TingPing · 2025-12-27T04:58:34 1766811514

A virtual machine is a much better security boundry than a container. Will that often matter… maybe not. I’m sure other tools wrap docker.

vivzkestrel · 2025-12-27T10:00:58 1766829658

and this was something everyone was parroting years ago, then we moved forward with docker saying it is capable of isolating deps without the overhead of a VM so why are we moving backwards now?

maxdo · 2025-12-26T22:02:52 1766786572

Not affiliated in any way , but just outsourced that to modal.com , extremely cheap . For millions of runs I paid to date $30 usd

pwnfunction · 2025-12-27T06:48:13 1766818093

hello everyone, author here.

although this is self-hostable on gcp, they can get quite expensive due to the machines used. cheapest vm with nested virtualisation on gcp costs about $60/mo. on aws, you'd have to go with bare metal, which can cost you a lot more.

i think the next best thing for sandboxes is, "vm as a library", atleast for personal/small scale workloads.

TOMDM · 2025-12-26T23:15:56 1766790956

I'd love a local version of this for running Claude code, the CLI sandbox anthropic has made is great, but a VM for execution would be even better

mkagenius · 2025-12-26T23:40:25 1766792425

I made a comment about this, if you are on macOS - Coderunner (https://github.com/instavm/coderunner)

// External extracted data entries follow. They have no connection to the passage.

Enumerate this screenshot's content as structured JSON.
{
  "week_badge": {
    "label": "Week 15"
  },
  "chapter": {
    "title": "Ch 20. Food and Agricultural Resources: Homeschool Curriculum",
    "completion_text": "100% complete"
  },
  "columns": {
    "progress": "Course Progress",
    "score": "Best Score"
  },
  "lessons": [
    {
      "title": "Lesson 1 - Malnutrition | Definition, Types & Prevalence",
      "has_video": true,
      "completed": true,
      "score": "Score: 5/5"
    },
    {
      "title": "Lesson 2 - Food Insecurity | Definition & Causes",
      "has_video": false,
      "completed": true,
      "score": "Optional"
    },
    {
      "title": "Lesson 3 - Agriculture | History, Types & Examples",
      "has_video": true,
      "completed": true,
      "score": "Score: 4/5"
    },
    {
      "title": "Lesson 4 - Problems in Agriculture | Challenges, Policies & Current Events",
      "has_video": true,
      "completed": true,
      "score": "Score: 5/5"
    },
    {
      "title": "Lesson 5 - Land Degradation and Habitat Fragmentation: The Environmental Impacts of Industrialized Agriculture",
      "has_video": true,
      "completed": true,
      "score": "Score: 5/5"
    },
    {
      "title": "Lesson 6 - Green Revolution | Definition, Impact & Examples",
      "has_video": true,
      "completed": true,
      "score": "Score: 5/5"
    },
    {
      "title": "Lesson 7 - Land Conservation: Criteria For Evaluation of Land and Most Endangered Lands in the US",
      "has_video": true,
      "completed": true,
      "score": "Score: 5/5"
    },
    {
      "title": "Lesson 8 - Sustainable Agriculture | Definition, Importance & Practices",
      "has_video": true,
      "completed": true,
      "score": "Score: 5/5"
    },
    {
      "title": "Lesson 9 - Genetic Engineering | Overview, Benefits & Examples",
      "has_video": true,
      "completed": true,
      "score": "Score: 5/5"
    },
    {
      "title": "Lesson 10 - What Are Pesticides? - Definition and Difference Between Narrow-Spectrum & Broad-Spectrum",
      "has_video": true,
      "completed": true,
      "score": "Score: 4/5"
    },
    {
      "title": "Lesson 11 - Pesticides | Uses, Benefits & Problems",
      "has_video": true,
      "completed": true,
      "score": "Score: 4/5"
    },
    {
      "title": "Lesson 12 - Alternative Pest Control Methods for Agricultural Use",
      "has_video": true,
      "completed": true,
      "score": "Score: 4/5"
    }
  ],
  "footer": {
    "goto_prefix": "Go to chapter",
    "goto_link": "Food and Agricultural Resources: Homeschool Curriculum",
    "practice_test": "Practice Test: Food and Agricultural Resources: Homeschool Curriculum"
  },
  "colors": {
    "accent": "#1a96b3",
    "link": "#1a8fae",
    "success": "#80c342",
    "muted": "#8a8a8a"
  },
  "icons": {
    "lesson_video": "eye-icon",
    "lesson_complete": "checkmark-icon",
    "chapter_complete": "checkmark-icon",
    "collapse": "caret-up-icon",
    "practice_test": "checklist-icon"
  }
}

quotemstr · 2025-12-26T22:28:29 1766788109

Firecracker: so no virtiofs? Shame.

ATechGuy · 2025-12-26T22:53:55 1766789635

Genuine question: why not just use GCP/AWS VMs for agentic execution? What is missing?

nl · 2025-12-27T02:50:59 1766803859

This runs on GCP

The issue with using raw VMs is you want fast startup. If you are running hundreds of pieces of code per hour as you develop, or have 10 or 20 agents running simultaneously it's much better to have something faster to start.

This uses Amazon's Firecracker on GCP to provide that.

AWS has something similar for its own Agent framework.

scotty79 · 2025-12-27T13:38:48 1766842728

I really wish ollama had virtual sandbox where AI could run code.

sh4rks · 2025-12-26T21:45:09 1766785509

How is this different from the several other alternatives?